Shannon K, Pasikhova Y, Ibekweh Q, Ludlow S, Baluch A
Department of Pharmacy, Morton Plant Hospital, BayCare Health System, Clearwater, Florida, USA.
Department of Pharmacy, H. Lee Moffitt Cancer Center and Research Institute, Tampa, Florida, USA.
Transpl Infect Dis. 2016 Apr;18(2):169-75. doi: 10.1111/tid.12499. Epub 2016 Mar 29.
Nocardia species are ubiquitous environmental organisms that can cause a diverse spectrum of disease. Clinical manifestations range from localized skin and soft tissue infections to life-threatening pulmonary, central nervous system, and/or disseminated infections. Patients with hematologic malignancies undergoing hematopoietic stem cell transplantation (HSCT) are at risk for nocardiosis, and further data in regard to characteristics of disease in this population are warranted.
We performed retrospective chart review of patients post allogeneic HSCT at Moffitt Cancer Center in Florida diagnosed with nocardiosis from 2003 to 2013.
In a decade, 15 cases of nocardiosis were identified. The majority of patients were men (11/15). The median age was 55 years (range 25-65). The most common type of transplant was matched-related donor (n = 8), followed by matched-unrelated donor (n = 3), mismatched-unrelated donor (n = 3), and double umbilical cord (n = 1). Ten received myeloablative conditioning (MAC) regimens. Twelve of 15 patients were on prednisone, 10 of which were on a total daily dose ≥20 mg. The median time from transplant to first positive culture was 10 months (range 1.5-93). Pulmonary nocardiosis was the most prevalent manifestation at 87%. Disseminated disease (2 or more sites of infection) was seen in 47%, whereas blood cultures were positive in 27% of the total cohort. The most common species was Nocardia nova (n = 4). At the time of diagnosis, 20% of the patients were receiving prophylaxis for Pneumocystis jirovecii pneumonia (PJP) with trimethoprim-sulfamethoxazole (TMP-SMX). Susceptibility data were available for 8 patients: all 8 samples were susceptible to TMP-SMX. Nocardiosis was treated with 2 or more active drugs in 93% of the patients. Overall mortality was 53%, with nocardiosis attributed as the cause in 62.5% (5/8). The absolute lymphocyte count at time of diagnoses was significantly lower in patients who ultimately experienced treatment failure.
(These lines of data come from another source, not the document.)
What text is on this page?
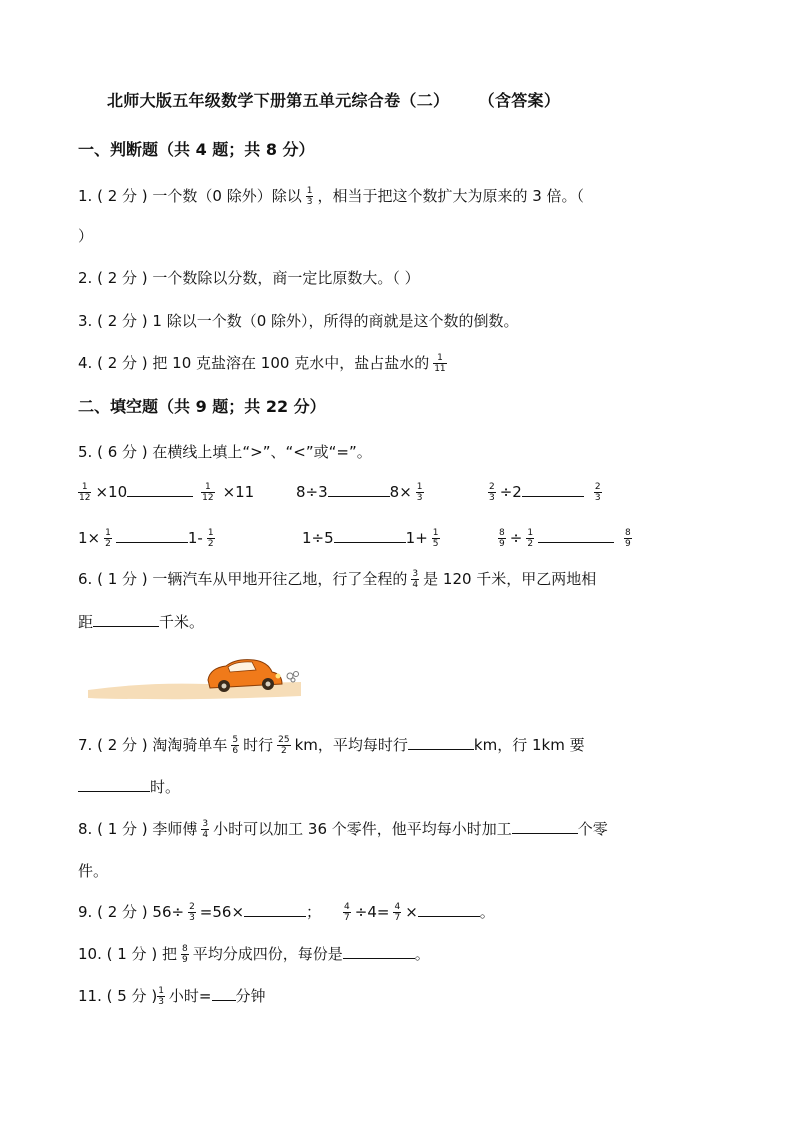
北师大版五年级数学下册第五单元综合卷（二）     （含答案）
一、判断题（共 4 题；共 8 分）
1. ( 2 分 ) 一个数（0 除外）除以 $\frac{1}{3}$ ，相当于把这个数扩大为原来的 3 倍。（
）
2. ( 2 分 ) 一个数除以分数，商一定比原数大。（ ）
3. ( 2 分 ) 1 除以一个数（0 除外），所得的商就是这个数的倒数。
4. ( 2 分 ) 把 10 克盐溶在 100 克水中，盐占盐水的 $\frac{1}{11}$
二、填空题（共 9 题；共 22 分）
5. ( 6 分 ) 在横线上填上“>”、“<”或“=”。
$\frac{1}{12} \times 10$	$\frac{1}{12} \times 11$	8÷3	$8\times \frac{1}{3}$	$\frac{2}{3} \div 2$	$\frac{2}{3}$
$1\times \frac{1}{2}$	$1- \frac{1}{2}$	1÷5	$1+ \frac{1}{5}$	$\frac{8}{9} \div \frac{1}{2}$	$\frac{8}{9}$
6. ( 1 分 ) 一辆汽车从甲地开往乙地，行了全程的 $\frac{3}{4}$ 是 120 千米，甲乙两地相
距	千米。
7. ( 2 分 ) 淘淘骑单车 $\frac{5}{6}$ 时行 $\frac{25}{2}$ km，平均每时行	km，行 1km 要
时。
8. ( 1 分 ) 李师傅 $\frac{3}{4}$ 小时可以加工 36 个零件，他平均每小时加工	个零
件。
9. ( 2 分 ) $56\div \frac{2}{3} =56\times$	； $\frac{4}{7} \div 4= \frac{4}{7}$ ×	。
10. ( 1 分 ) 把 $\frac{8}{9}$ 平均分成四份，每份是	。
11. ( 5 分 ) $\frac{1}{3}$ 小时= 分钟
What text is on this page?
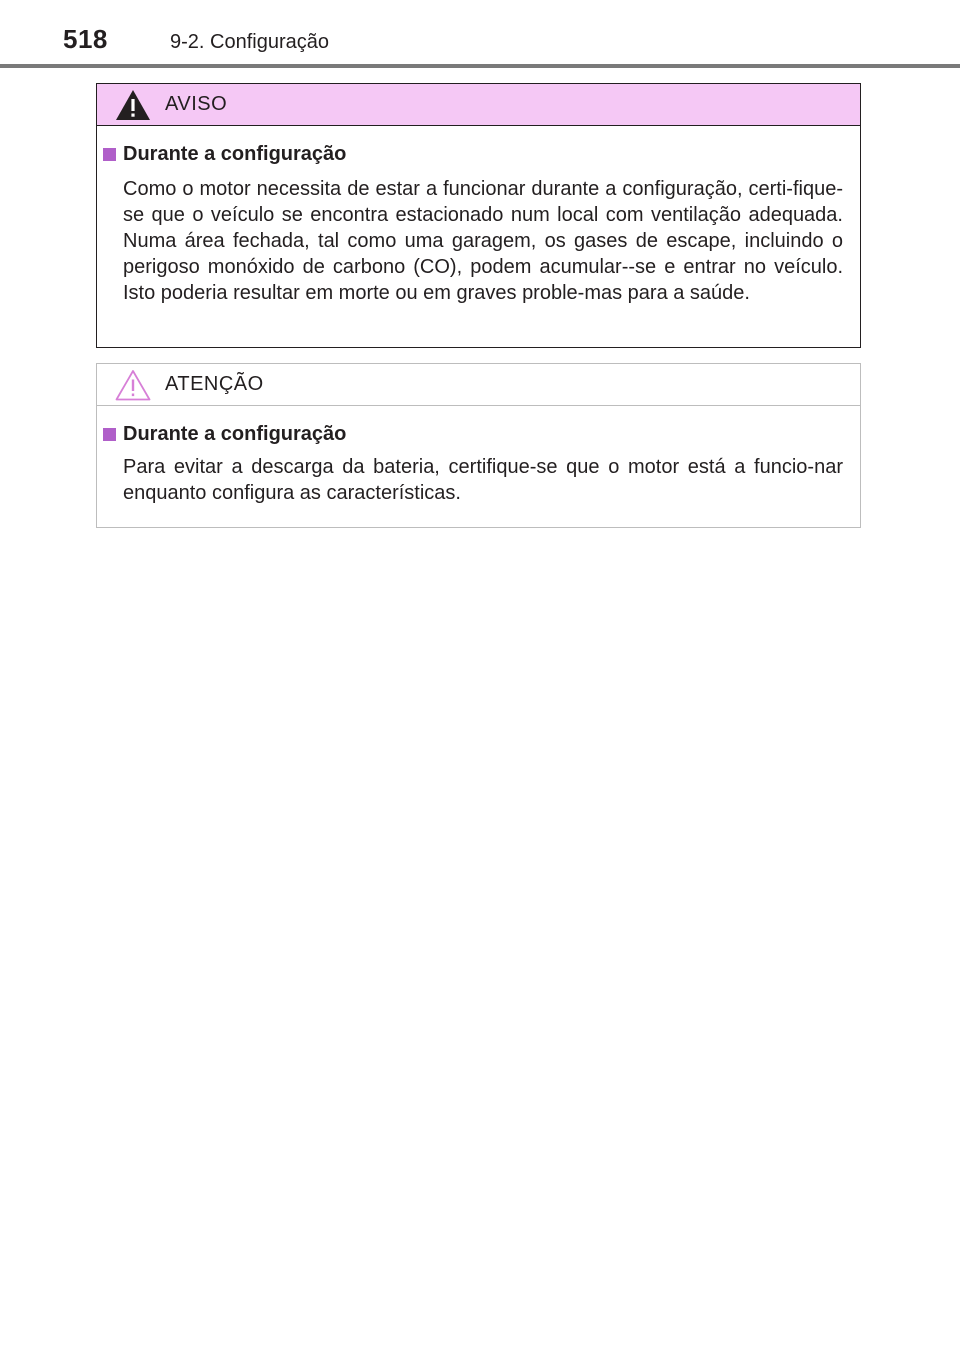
518	9-2. Configuração
AVISO
Durante a configuração

Como o motor necessita de estar a funcionar durante a configuração, certi-fique-se que o veículo se encontra estacionado num local com ventilação adequada. Numa área fechada, tal como uma garagem, os gases de escape, incluindo o perigoso monóxido de carbono (CO), podem acumular--se e entrar no veículo. Isto poderia resultar em morte ou em graves proble-mas para a saúde.

ATENÇÃO
Durante a configuração

Para evitar a descarga da bateria, certifique-se que o motor está a funcio-nar enquanto configura as características.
Infection with Nocardia species in allogeneic HSCT recipients appears to be a late complication of transplantation and most commonly involves the lung. Two-thirds of the cohort received a MAC regimen and the majority of the patients were receiving steroids at the time of diagnosis. Most patients were not receiving TMP-SMX for PJP prophylaxis at the time of nocardiosis diagnosis, and TMP-SMX may therefore have a protective effect.
诺卡菌属是普遍存在的环境微生物,可引起多种疾病。临床表现从局部皮肤和软组织感染到危及生命的肺部、中枢神经系统和/或播散性感染。接受造血干细胞移植(HSCT)的血液系统恶性肿瘤患者有患诺卡菌病的风险,因此有必要进一步了解该人群疾病特征的数据。
我们对2003年至2013年在佛罗里达州莫菲特癌症中心诊断为诺卡菌病的异基因HSCT患者进行了回顾性病历审查。
在十年间,共确诊15例诺卡菌病。大多数患者为男性(11/15)。中位年龄为55岁(范围25 - 65岁)。最常见的移植类型是匹配相关供体(n = 8),其次是匹配无关供体(n = 3)、不匹配无关供体(n = 3)和双脐带血供体(n = 1)。10例患者接受了清髓性预处理(MAC)方案。15例患者中有12例服用泼尼松,其中10例每日总剂量≥20mg。从移植到首次培养阳性的中位时间为10个月(范围为$1.5 - 93$个月)。肺部诺卡菌病最为常见,占87%。47%的患者出现播散性疾病(2个或更多感染部位),而27%的患者血培养呈阳性。最常见的菌种是新星诺卡菌(n = 4)。在诊断时,20%的患者正在接受甲氧苄啶 - 磺胺甲恶唑(TMP - SMX)预防耶氏肺孢子菌肺炎(PJP)。有8例患者可获得药敏数据:所有8份样本对TMP - SMX敏感。93%的患者使用2种或更多种有效药物治疗诺卡菌病。总体死亡率为$53%$,其中62.5%(5/8)的死亡归因于诺卡菌病。最终治疗失败的患者在诊断时的绝对淋巴细胞计数显著更低。
异基因HSCT受者感染诺卡菌属似乎是移植后的晚期并发症,最常累及肺部。三分之二的队列接受了MAC方案,大多数患者在诊断时正在接受类固醇治疗。在诺卡菌病诊断时,大多数患者未接受TMP - SMX预防PJP,因此TMP - SMX可能具有保护作用。